Во времена моей молодости так говорили только шофёры и автослесари. Известное: «Искрá в землю ушла». Интеллигенты – только тогда, когда пересказывали, как ремонтировали их «Жигули» в автосервисе, или в разговоре с этими самыми шофёрами (но не шоферáми) и автослесарями (но не автослесарЯми).
А теперь так говорят все! Великовозрастные интеллигенты и студенты гуманитарных факультетов университетов.
Когда я слышу «искрá», вылетающее из якобы интеллигентных гуманитарных уст, я всякий раз думаю: а как они теперь читают (если читают) знаменитое: «Из искры возгорится пламя»? Бог весть…
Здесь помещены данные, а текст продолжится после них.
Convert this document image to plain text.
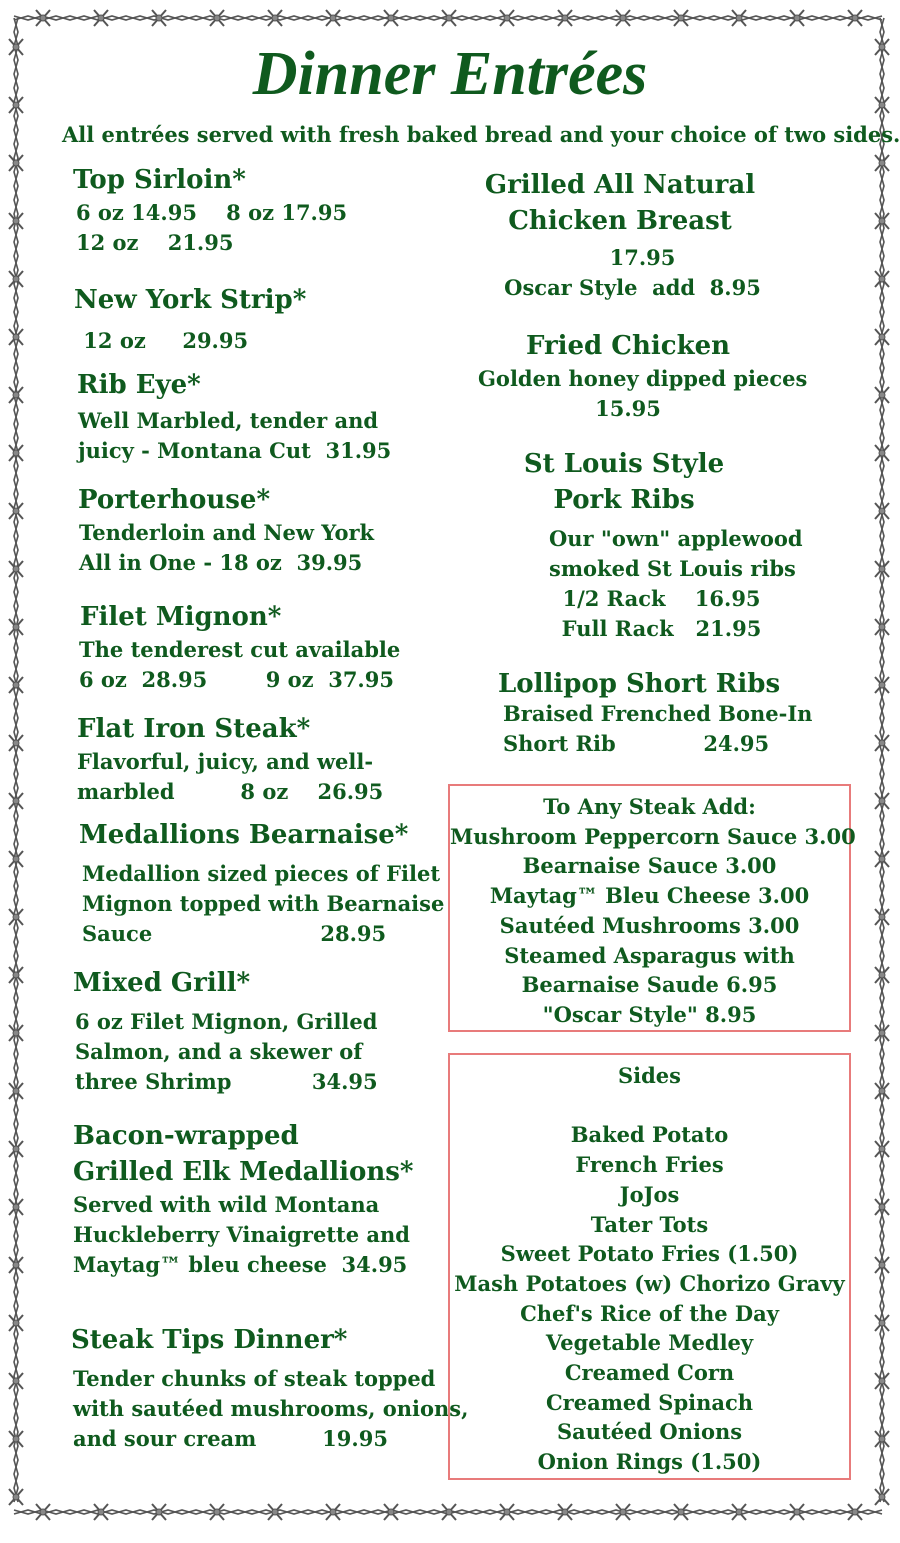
Dinner Entrées
All entrées served with fresh baked bread and your choice of two sides.
Top Sirloin*
6 oz 14.95    8 oz 17.95
12 oz    21.95
New York Strip*
12 oz     29.95
Rib Eye*
Well Marbled, tender and
juicy - Montana Cut  31.95
Porterhouse*
Tenderloin and New York
All in One - 18 oz  39.95
Filet Mignon*
The tenderest cut available
6 oz  28.95        9 oz  37.95
Flat Iron Steak*
Flavorful, juicy, and well-
marbled         8 oz    26.95
Medallions Bearnaise*
Medallion sized pieces of Filet
Mignon topped with Bearnaise
Sauce                       28.95
Mixed Grill*
6 oz Filet Mignon, Grilled
Salmon, and a skewer of
three Shrimp           34.95
Bacon-wrapped
Grilled Elk Medallions*
Served with wild Montana
Huckleberry Vinaigrette and
Maytag™ bleu cheese  34.95
Steak Tips Dinner*
Tender chunks of steak topped
with sautéed mushrooms, onions,
and sour cream         19.95
Grilled All Natural
Chicken Breast
17.95
Oscar Style  add  8.95
Fried Chicken
Golden honey dipped pieces
15.95
St Louis Style
Pork Ribs
Our "own" applewood
smoked St Louis ribs
1/2 Rack    16.95
Full Rack   21.95
Lollipop Short Ribs
Braised Frenched Bone-In
Short Rib            24.95
To Any Steak Add:
Mushroom Peppercorn Sauce 3.00
Bearnaise Sauce 3.00
Maytag™ Bleu Cheese 3.00
Sautéed Mushrooms 3.00
Steamed Asparagus with
Bearnaise Saude 6.95
"Oscar Style" 8.95
Sides
Baked Potato
French Fries
JoJos
Tater Tots
Sweet Potato Fries (1.50)
Mash Potatoes (w) Chorizo Gravy
Chef's Rice of the Day
Vegetable Medley
Creamed Corn
Creamed Spinach
Sautéed Onions
Onion Rings (1.50)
Да, ещё в первой книге я обещал посвятить отдельную главу речи того времени, но не выполнил обещания. Я помню что я начинал с нуля, ну почти с нуля, я начинал с настолько смешной и маленькой суммы что кто-то подумает что это просто ноль, а теперь у меня что? Теперь у меня есть свой бизнес, теперь у меня крутая тачка и всё это я заработал благодаря сайту бетвиннер.vip многие мне не верили сначала но я показал им переводы на карту с онлайн букмекерской конторы бетвиннер и тогда они сами начали делать ставки тут, на ставках очень легко поднятся и я советую людям которые хотят быстрых денег именно тут делать свои ставки - обещаю вам понравится Сейчас настала пора это сделать. Более того, этого нельзя не сделать, так как без особенностей языка того или иного времени нет ни духа, ни вкуса этого времени. Пожалуй, и сути времени без его языка не поймёшь.
Разумеется, мои воспоминания в этом смысле очень поверхностны – я фиксирую, во-первых, речь той среды, в которой я жил и учился. Во-вторых, настолько, насколько я всё это помню и способен отделить прошлое от настоящего, а более отдалённое прошлое от менее отдалённого. И тем не менее – без языка никак нельзя…
Сначала несколько общих наблюдений, основывающихся на воспоминаниях.
С определённого возраста все, конечно, знали мат. Но при этом строжайше и в первую очередь не из-за страха наказания соблюдались следующие нормы. Взрослые, как правило, не ругались матом при детях. Тем более это относилось к родителям их собственных детей.